Trichet’s speech is fairly opaque, complete with phrases and signals that hint at what the ECB is thinking, but don’t pin anything down. Likewise, Trichet takes no nonsense during his Q&A sessions. A question from a journalist that requires too direct an answer like: “Is the ECB on a tightening cycle?” is swiftly dismissed with a flick of the President’s hand.
We don’t know how tightly stage-managed Bernanke’s press conferences will be, but due to the importance of the Fed to global financial markets, one can assume the Fed Governor won’t adopt too candid a tone and his opening remarks will be along the lines of the current Fed minutes.
The Fed has to tread carefully. After all, former Fed Governor Alan Greenspan could move the markets based on how full his brief case looked before a meeting.

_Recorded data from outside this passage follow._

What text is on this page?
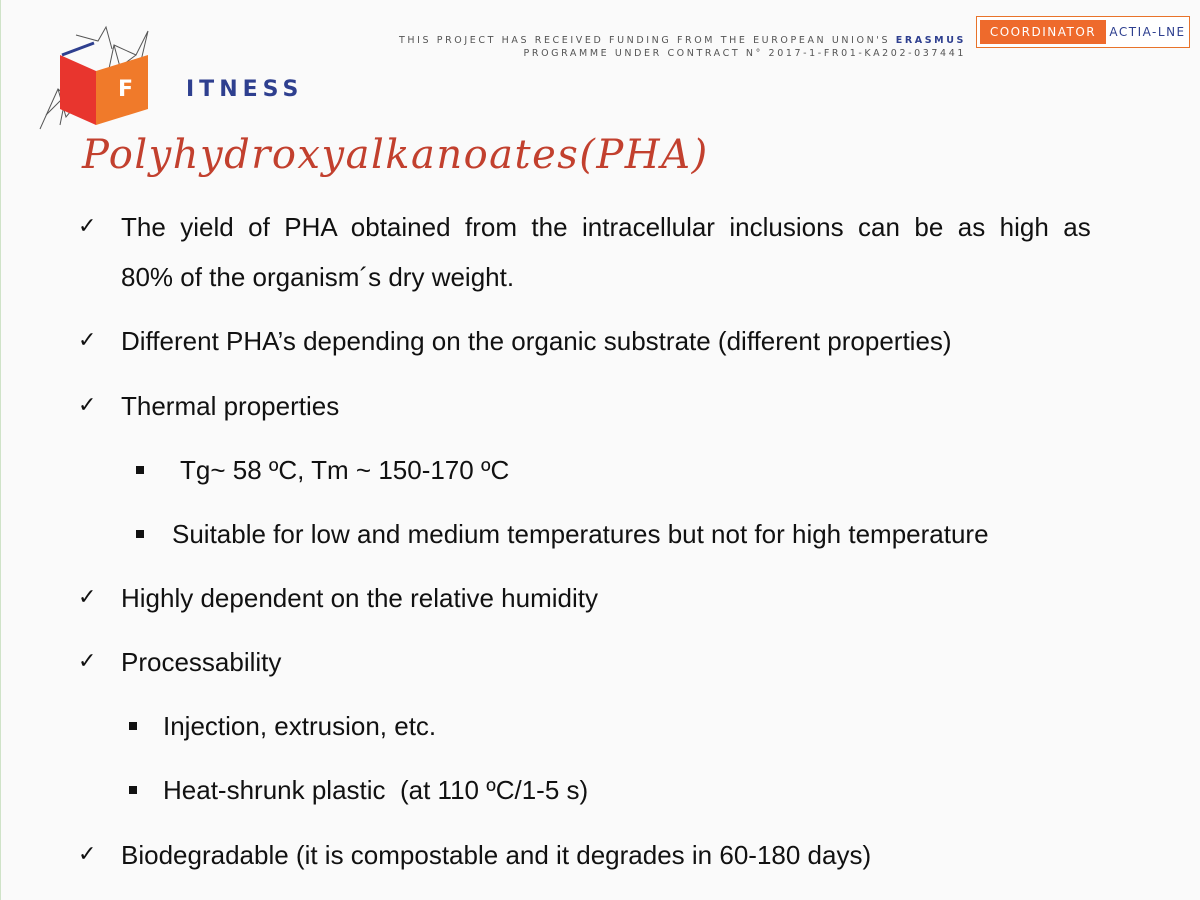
F ITNESS
THIS PROJECT HAS RECEIVED FUNDING FROM THE EUROPEAN UNION'S ERASMUS
PROGRAMME UNDER CONTRACT N° 2017-1-FR01-KA202-037441
COORDINATOR	ACTIA-LNE
Polyhydroxyalkanoates(PHA)
✓ The  yield  of  PHA  obtained  from  the  intracellular  inclusions  can  be  as  high  as
80% of the organism´s dry weight.
✓ Different PHA’s depending on the organic substrate (different properties)
✓ Thermal properties
Tg~ 58 ºC, Tm ~ 150-170 ºC
Suitable for low and medium temperatures but not for high temperature
✓ Highly dependent on the relative humidity
✓ Processability
Injection, extrusion, etc.
Heat-shrunk plastic  (at 110 ºC/1-5 s)
✓ Biodegradable (it is compostable and it degrades in 60-180 days)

Bernanke the academic will also have toughen up when he faces the Q&A sessions. Journalists will be hungry to break a story and trick him into saying too much. He will need to be able to control how much he gives away in his answers, so it is likely that the first few conferences could be fairly dull affairs. Added to this, Bernanke will want to perfect the art of the live press conference before he signals a shift in policy.
So why is the Fed embarking on these press conferences? The ostensible answer is that the ECB have won more praise for their communication strategy than the Fed, especially during the financial crisis. Added to this, when transparency is key to the financial industry it helps to have a central bank that doesn’t only operate behind closed doors but instead opens itself up to the scrutiny of the press.
But there is another aspect to these press conferences. Traditionally FOMC members tend to vote in line with the Governor. Greenspan’s stewardship was notorious for the Governor’s sway over policy decisions. Yet in recent months we have seen a dissenter (Tom Hoenig, President of the Kansas Fed) and a divergence of views amongst Fed members. More hawkish members like Philadelphia Fed President Plosser and Minneapolis President Narayana Kocherlakota have hinted they would like to see either rates rise or QE2 potentially cut short. This is in stark contrast to Bernanke and New York Fed President Dudley who remain arch doves and are still worried about the economic outlook.
By holding his own press conferences Bernanke will have the opportunity to steer the debate back to his own line of thinking. While some have argued that the divergence of opinion within the Fed suggests we are in a new epoch, we are not so sure. By giving Bernanke the hold of the reigns of the Fed’s direct communication with the market and the press he also gets to push his point of view to the front of the discussion.
So while all eyes will be on Bernanke on 27 April, it is also his chance to stamp his own view on Fed policy expectations.